Whose job is it to break the F Barrier?
We’re all equal humans regardless of our place on the org chart. In a perfect world, choosing to use profanity or not would be a purely personal choice. Unfortunately, years of hierarchical thought have caused a widespread perception of authority that goes beyond assigning projects. And I suppose it’s not unreasonable to be a little extra careful when speaking in front of the person who determines your annual raise.
It follows that breaking the F Barrier is generally the choice of the person who has the most power in the relationship. Here are a few examples:
- Boss/employee relationship: People wait for the boss to break the F Barrier.
- Customer/vendor relationship: People wait for the customer to break the F Barrier.
- Peer/peer relationships: Either party may break the F Barrier.
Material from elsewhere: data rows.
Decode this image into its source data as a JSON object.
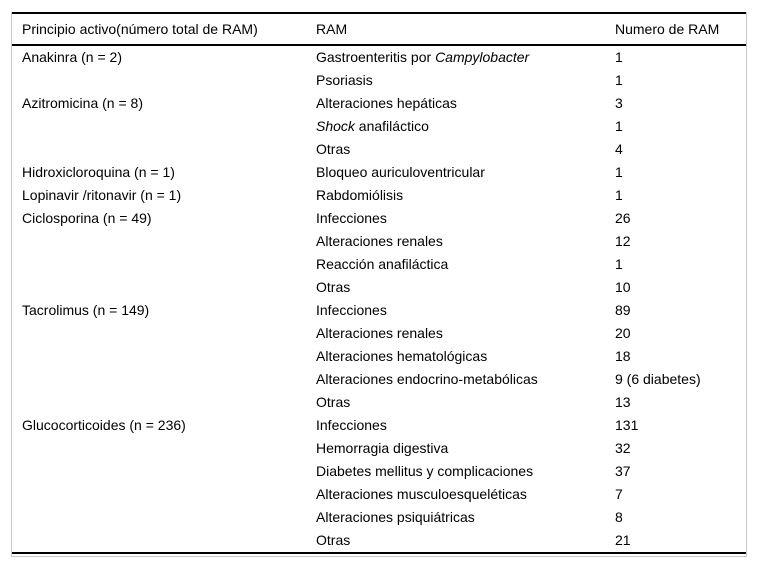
{
  "colors": {
    "text": "#000000",
    "rule": "#000000",
    "frame": "#c9c9c9",
    "background": "#ffffff"
  },
  "table": {
    "headers": [
      "Principio activo(número total de RAM)",
      "RAM",
      "Numero de RAM"
    ],
    "rows": [
      {
        "drug": "Anakinra (n = 2)",
        "ram": [
          {
            "t": "Gastroenteritis por ",
            "i": false
          },
          {
            "t": "Campylobacter",
            "i": true
          }
        ],
        "n": "1"
      },
      {
        "drug": "",
        "ram": [
          {
            "t": "Psoriasis",
            "i": false
          }
        ],
        "n": "1"
      },
      {
        "drug": "Azitromicina (n = 8)",
        "ram": [
          {
            "t": "Alteraciones hepáticas",
            "i": false
          }
        ],
        "n": "3"
      },
      {
        "drug": "",
        "ram": [
          {
            "t": "Shock",
            "i": true
          },
          {
            "t": " anafiláctico",
            "i": false
          }
        ],
        "n": "1"
      },
      {
        "drug": "",
        "ram": [
          {
            "t": "Otras",
            "i": false
          }
        ],
        "n": "4"
      },
      {
        "drug": "Hidroxicloroquina (n = 1)",
        "ram": [
          {
            "t": "Bloqueo auriculoventricular",
            "i": false
          }
        ],
        "n": "1"
      },
      {
        "drug": "Lopinavir /ritonavir (n = 1)",
        "ram": [
          {
            "t": "Rabdomiólisis",
            "i": false
          }
        ],
        "n": "1"
      },
      {
        "drug": "Ciclosporina (n = 49)",
        "ram": [
          {
            "t": "Infecciones",
            "i": false
          }
        ],
        "n": "26"
      },
      {
        "drug": "",
        "ram": [
          {
            "t": "Alteraciones renales",
            "i": false
          }
        ],
        "n": "12"
      },
      {
        "drug": "",
        "ram": [
          {
            "t": "Reacción anafiláctica",
            "i": false
          }
        ],
        "n": "1"
      },
      {
        "drug": "",
        "ram": [
          {
            "t": "Otras",
            "i": false
          }
        ],
        "n": "10"
      },
      {
        "drug": "Tacrolimus (n = 149)",
        "ram": [
          {
            "t": "Infecciones",
            "i": false
          }
        ],
        "n": "89"
      },
      {
        "drug": "",
        "ram": [
          {
            "t": "Alteraciones renales",
            "i": false
          }
        ],
        "n": "20"
      },
      {
        "drug": "",
        "ram": [
          {
            "t": "Alteraciones hematológicas",
            "i": false
          }
        ],
        "n": "18"
      },
      {
        "drug": "",
        "ram": [
          {
            "t": "Alteraciones endocrino-metabólicas",
            "i": false
          }
        ],
        "n": "9 (6 diabetes)"
      },
      {
        "drug": "",
        "ram": [
          {
            "t": "Otras",
            "i": false
          }
        ],
        "n": "13"
      },
      {
        "drug": "Glucocorticoides (n = 236)",
        "ram": [
          {
            "t": "Infecciones",
            "i": false
          }
        ],
        "n": "131"
      },
      {
        "drug": "",
        "ram": [
          {
            "t": "Hemorragia digestiva",
            "i": false
          }
        ],
        "n": "32"
      },
      {
        "drug": "",
        "ram": [
          {
            "t": "Diabetes mellitus y complicaciones",
            "i": false
          }
        ],
        "n": "37"
      },
      {
        "drug": "",
        "ram": [
          {
            "t": "Alteraciones musculoesqueléticas",
            "i": false
          }
        ],
        "n": "7"
      },
      {
        "drug": "",
        "ram": [
          {
            "t": "Alteraciones psiquiátricas",
            "i": false
          }
        ],
        "n": "8"
      },
      {
        "drug": "",
        "ram": [
          {
            "t": "Otras",
            "i": false
          }
        ],
        "n": "21"
      }
    ]
  }
}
Consider these statistics from a 2016 Wrike survey of over 1,500 participants:
*credit Brianna Hansen, Wrike Blog
Some would argue that the declining swear rate in the chart above is a show of respect. I say differently. To me, this chart shows workers feel less and less comfortable being authentic when they’re speaking to people holding roles higher on the org chart. If we, as leaders, want our teams to be authentic with us, then we can help signal that by breaking the F Barrier. The Wrike survey also offers the statistic that “80% of millenials are more likely to swear if their boss swears.” This further illustrates that breaking the F Barrier enhances authenticity!
What about cursing in groups?
The rules of thumb discussed above apply to one-on-one conversations only. In group conversations, cursing brings an increased risk and a decreased benefit. The more people who are part of a conversation, the higher your chance of making someone uncomfortable. Similarly, with more people involved in a conversation there is less opportunity to increase your level of connection with the group members. Unless you’re independently comfortable swearing in front of all parties in the group, I recommend abstaining from profanity in groups. This applies to conversations with multiple people, meetings, and most certainly when giving a presentation to an audience. With enough people in the audience, there is a virtual guarantee someone will fail to connect with your message because you pushed the envelope.
F Bombs can blow up walls
If you apply healthy doses of mindfulness, wisdom, and emotional intelligence, judiciously breaking the F Barrier can be a strong signal to your individual team members. It communicates you will be your unfiltered, authentic self with them and implicitly gives them permission to do the same with you. It’s an easy way to share a bit of relatively low-risk vulnerability and can be a shortcut to increased connection. So feel free to break the F Barrier in the workplace when it feels right.